Далее клиницист описывает свои наблюдения: «В последующие дни возвращаются повторы; вербальные галлюцинации проявляются как элементы языка в речи. Она будто бы ни к кому не обращается, но говорит уже в моём присутствии и не втихую. «Ротик, безо рта, глазоньки, без глазок»: так были по-новому переформулированы ритурнели. Я готов поклясться, что эти ритурнели, произносимые как бы в никуда, были обращены мне… Я продвигаюсь наощупь. «Глаза, рот», - напевает она, вид у нее при этом довольный. Несколько растерявшись, я предлагаю ей заняться лепкой. Глиняная масса постепенно обретает форму: становится видно, что это лицо. И наконец-то она выговаривает: «Рта у меня не было, глаз не было, слуха не было». Вот почему эта пациентка в летах не принимала пищу с другими. На мои досаждающие банальные вопросы: «Но почему бы вам не поесть со всеми остальными?», она отвечала резко: «А каково же мне без рта-то».

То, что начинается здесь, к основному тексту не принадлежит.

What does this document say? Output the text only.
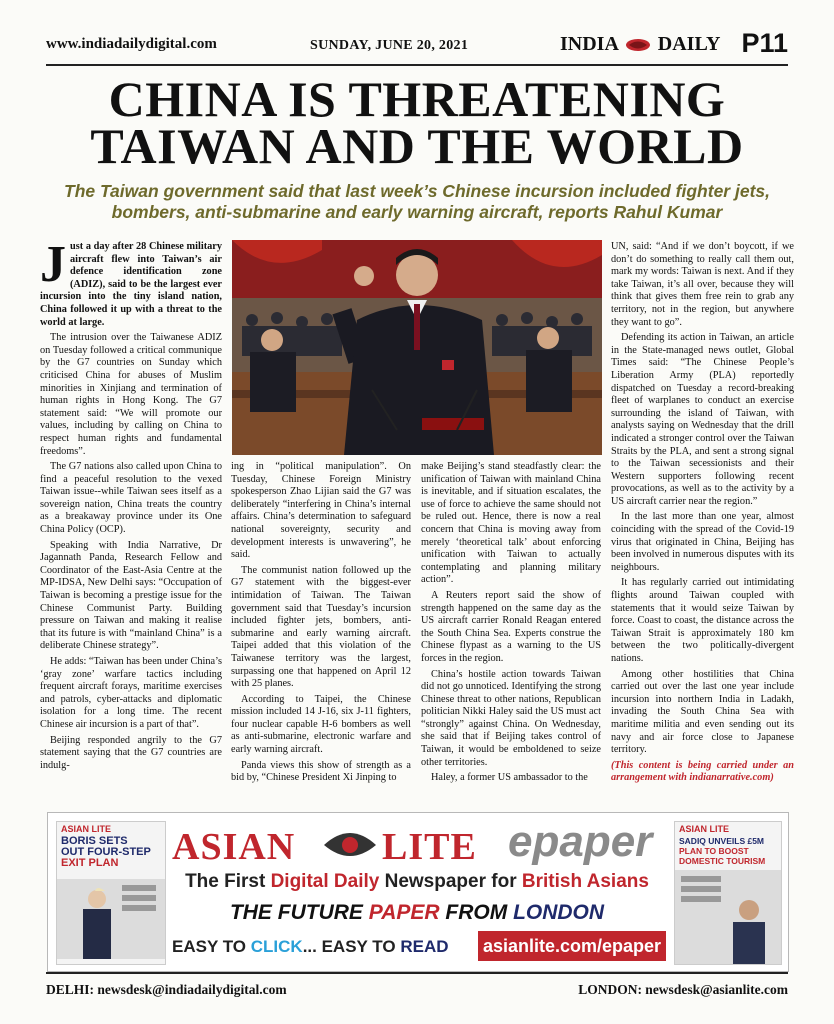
www.indiadailydigital.com	SUNDAY, JUNE 20, 2021	INDIA DAILY P11
CHINA IS THREATENING
TAIWAN AND THE WORLD
The Taiwan government said that last week’s Chinese incursion included fighter jets,
bombers, anti-submarine and early warning aircraft, reports Rahul Kumar

Just a day after 28 Chinese military aircraft flew into Taiwan’s air defence identification zone (ADIZ), said to be the largest ever incursion into the tiny island nation, China followed it up with a threat to the world at large.

The intrusion over the Taiwanese ADIZ on Tuesday followed a critical communique by the G7 countries on Sunday which criticised China for abuses of Muslim minorities in Xinjiang and termination of human rights in Hong Kong. The G7 statement said: “We will promote our values, including by calling on China to respect human rights and fundamental freedoms”.

The G7 nations also called upon China to find a peaceful resolution to the vexed Taiwan issue--while Taiwan sees itself as a sovereign nation, China treats the country as a breakaway province under its One China Policy (OCP).

Speaking with India Narrative, Dr Jagannath Panda, Research Fellow and Coordinator of the East-Asia Centre at the MP-IDSA, New Delhi says: “Occupation of Taiwan is becoming a prestige issue for the Chinese Communist Party. Building pressure on Taiwan and making it realise that its future is with “mainland China” is a deliberate Chinese strategy”.

He adds: “Taiwan has been under China’s ‘gray zone’ warfare tactics including frequent aircraft forays, maritime exercises and patrols, cyber-attacks and diplomatic isolation for a long time. The recent Chinese air incursion is a part of that”.

Beijing responded angrily to the G7 statement saying that the G7 countries are indulg-

ing in “political manipulation”. On Tuesday, Chinese Foreign Ministry spokesperson Zhao Lijian said the G7 was deliberately “interfering in China’s internal affairs. China’s determination to safeguard national sovereignty, security and development interests is unwavering”, he said.

The communist nation followed up the G7 statement with the biggest-ever intimidation of Taiwan. The Taiwan government said that Tuesday’s incursion included fighter jets, bombers, anti-submarine and early warning aircraft. Taipei added that this violation of the Taiwanese territory was the largest, surpassing one that happened on April 12 with 25 planes.

According to Taipei, the Chinese mission included 14 J-16, six J-11 fighters, four nuclear capable H-6 bombers as well as anti-submarine, electronic warfare and early warning aircraft.

Panda views this show of strength as a bid by, “Chinese President Xi Jinping to

make Beijing’s stand steadfastly clear: the unification of Taiwan with mainland China is inevitable, and if situation escalates, the use of force to achieve the same should not be ruled out. Hence, there is now a real concern that China is moving away from merely ‘theoretical talk’ about enforcing unification with Taiwan to actually contemplating and planning military action”.

A Reuters report said the show of strength happened on the same day as the US aircraft carrier Ronald Reagan entered the South China Sea. Experts construe the Chinese flypast as a warning to the US forces in the region.

China’s hostile action towards Taiwan did not go unnoticed. Identifying the strong Chinese threat to other nations, Republican politician Nikki Haley said the US must act “strongly” against China. On Wednesday, she said that if Beijing takes control of Taiwan, it would be emboldened to seize other territories.

Haley, a former US ambassador to the

UN, said: “And if we don’t boycott, if we don’t do something to really call them out, mark my words: Taiwan is next. And if they take Taiwan, it’s all over, because they will think that gives them free rein to grab any territory, not in the region, but anywhere they want to go”.

Defending its action in Taiwan, an article in the State-managed news outlet, Global Times said: “The Chinese People’s Liberation Army (PLA) reportedly dispatched on Tuesday a record-breaking fleet of warplanes to conduct an exercise surrounding the island of Taiwan, with analysts saying on Wednesday that the drill indicated a stronger control over the Taiwan Straits by the PLA, and sent a strong signal to the Taiwan secessionists and their Western supporters following recent provocations, as well as to the activity by a US aircraft carrier near the region.”

In the last more than one year, almost coinciding with the spread of the Covid-19 virus that originated in China, Beijing has been involved in numerous disputes with its neighbours.

It has regularly carried out intimidating flights around Taiwan coupled with statements that it would seize Taiwan by force. Coast to coast, the distance across the Taiwan Strait is approximately 180 km between the two politically-divergent nations.

Among other hostilities that China carried out over the last one year include incursion into northern India in Ladakh, invading the South China Sea with maritime militia and even sending out its navy and air force close to Japanese territory.

(This content is being carried under an arrangement with indianarrative.com)

ASIAN LITE
BORIS SETS
OUT FOUR-STEP
EXIT PLAN	ASIAN LITE epaper
The First Digital Daily Newspaper for British Asians
THE FUTURE PAPER FROM LONDON
EASY TO CLICK... EASY TO READ	asianlite.com/epaper
ASIAN LITE
SADIQ UNVEILS £5M
PLAN TO BOOST
DOMESTIC TOURISM
DELHI: newsdesk@indiadailydigital.com	LONDON: newsdesk@asianlite.com
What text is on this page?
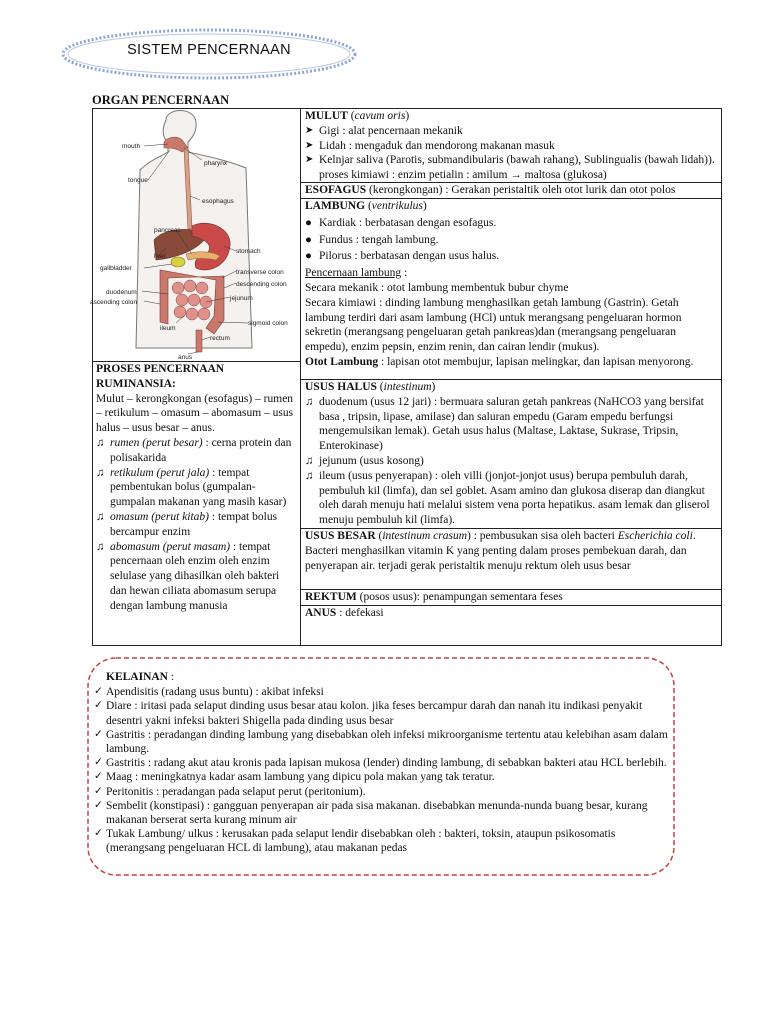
SISTEM PENCERNAAN
ORGAN PENCERNAAN
mouth
tongue
pharynx
esophagus
pancreas
liver
stomach
gallbladder
transverse colon
descending colon
duodenum
jejunum
ascending colon
sigmoid colon
ileum
rectum
anus
PROSES PENCERNAAN RUMINANSIA:
Mulut – kerongkongan (esofagus) – rumen – retikulum – omasum – abomasum – usus halus – usus besar – anus.
♫ rumen (perut besar) : cerna protein dan polisakarida
♫ retikulum (perut jala) : tempat pembentukan bolus (gumpalan-gumpalan makanan yang masih kasar)
♫ omasum (perut kitab) : tempat bolus bercampur enzim
♫ abomasum (perut masam) : tempat pencernaan oleh enzim oleh enzim selulase yang dihasilkan oleh bakteri dan hewan ciliata abomasum serupa dengan lambung manusia
MULUT (cavum oris)
➤ Gigi : alat pencernaan mekanik
➤ Lidah : mengaduk dan mendorong makanan masuk
➤ Kelnjar saliva (Parotis, submandibularis (bawah rahang), Sublingualis (bawah lidah)). proses kimiawi : enzim petialin : amilum → maltosa (glukosa)
ESOFAGUS (kerongkongan) : Gerakan peristaltik oleh otot lurik dan otot polos
LAMBUNG (ventrikulus)
● Kardiak : berbatasan dengan esofagus.
● Fundus : tengah lambung.
● Pilorus : berbatasan dengan usus halus.
Pencernaan lambung :
Secara mekanik : otot lambung membentuk bubur chyme
Secara kimiawi : dinding lambung menghasilkan getah lambung (Gastrin). Getah lambung terdiri dari asam lambung (HCl) untuk merangsang pengeluaran hormon sekretin (merangsang pengeluaran getah pankreas)dan (merangsang pengeluaran empedu), enzim pepsin, enzim renin, dan cairan lendir (mukus).
Otot Lambung : lapisan otot membujur, lapisan melingkar, dan lapisan menyorong.
USUS HALUS (intestinum)
♫ duodenum (usus 12 jari) : bermuara saluran getah pankreas (NaHCO3 yang bersifat basa , tripsin, lipase, amilase) dan saluran empedu (Garam empedu berfungsi mengemulsikan lemak). Getah usus halus (Maltase, Laktase, Sukrase, Tripsin, Enterokinase)
♫ jejunum (usus kosong)
♫ ileum (usus penyerapan) : oleh villi (jonjot-jonjot usus) berupa pembuluh darah, pembuluh kil (limfa), dan sel goblet. Asam amino dan glukosa diserap dan diangkut oleh darah menuju hati melalui sistem vena porta hepatikus. asam lemak dan gliserol menuju pembuluh kil (limfa).
USUS BESAR (intestinum crasum) : pembusukan sisa oleh bacteri Escherichia coli. Bacteri menghasilkan vitamin K yang penting dalam proses pembekuan darah, dan penyerapan air. terjadi gerak peristaltik menuju rektum oleh usus besar
REKTUM (posos usus): penampungan sementara feses
ANUS : defekasi
KELAINAN :
✓ Apendisitis (radang usus buntu) : akibat infeksi
✓ Diare : iritasi pada selaput dinding usus besar atau kolon. jika feses bercampur darah dan nanah itu indikasi penyakit desentri yakni infeksi bakteri Shigella pada dinding usus besar
✓ Gastritis : peradangan dinding lambung yang disebabkan oleh infeksi mikroorganisme tertentu atau kelebihan asam dalam lambung.
✓ Gastritis : radang akut atau kronis pada lapisan mukosa (lender) dinding lambung, di sebabkan bakteri atau HCL berlebih.
✓ Maag : meningkatnya kadar asam lambung yang dipicu pola makan yang tak teratur.
✓ Peritonitis : peradangan pada selaput perut (peritonium).
✓ Sembelit (konstipasi) : gangguan penyerapan air pada sisa makanan. disebabkan menunda-nunda buang besar, kurang makanan berserat serta kurang minum air
✓ Tukak Lambung/ ulkus : kerusakan pada selaput lendir disebabkan oleh : bakteri, toksin, ataupun psikosomatis (merangsang pengeluaran HCL di lambung), atau makanan pedas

Что означает «оказалась безо рта»? Рот превратился в дыру. То есть он не был наполнен влечениями. Рот глотает, рот выплевывает, в том числе слова. В дыру, в отсутствие эротической игры влечения, все попросту проваливается. Здесь можно обратиться к позиции Лакана рассмотреть меланхолию и скорбь через концепцию объекта маленькое а и нарциссический образ. К примеру, если Фрейд, различая скорбь и меланхолию, делает принципиальное замечание: меланхолик знает, кого потерял, но не знает, что он при этом утратил, то Лакан называет это «что» нарциссическим образом, идеальным и не распознаваемым i(a). К мысли Фрейда о ритуале скорби, позволяющем во времени навязчивого повторения изжить утрату объекта любви, Лакан добавляет идею объекта а, объекта причины желания, который скрывается в возлюбленном. И дифференцирует фрейдовский утраченный объект. Субъект привлечен к объекту а, отделенному от означающей рамки, от того, что Лакан называет сценой мира. И работа скорби предстает в том же и одновременно, полностью противоположном свете. В поддержке и сохранении малейших деталей утраченного она нуждается исключительно для того, чтобы восстановить связь с подлинным, завуалированным объектом своих отношений, с объектом а. Впоследствии на место его можно будет поставить следующий предмет любви – предмет, который будет значить не больше, чем тот, что это место занимал до него. Объект а, будучи всегда уже утраченным, делает возможным переход к другому объекту любви. Он может быть обнаружен вновь, теперь уже в новом объекте, и, тем самым он способен совершить работу скорби.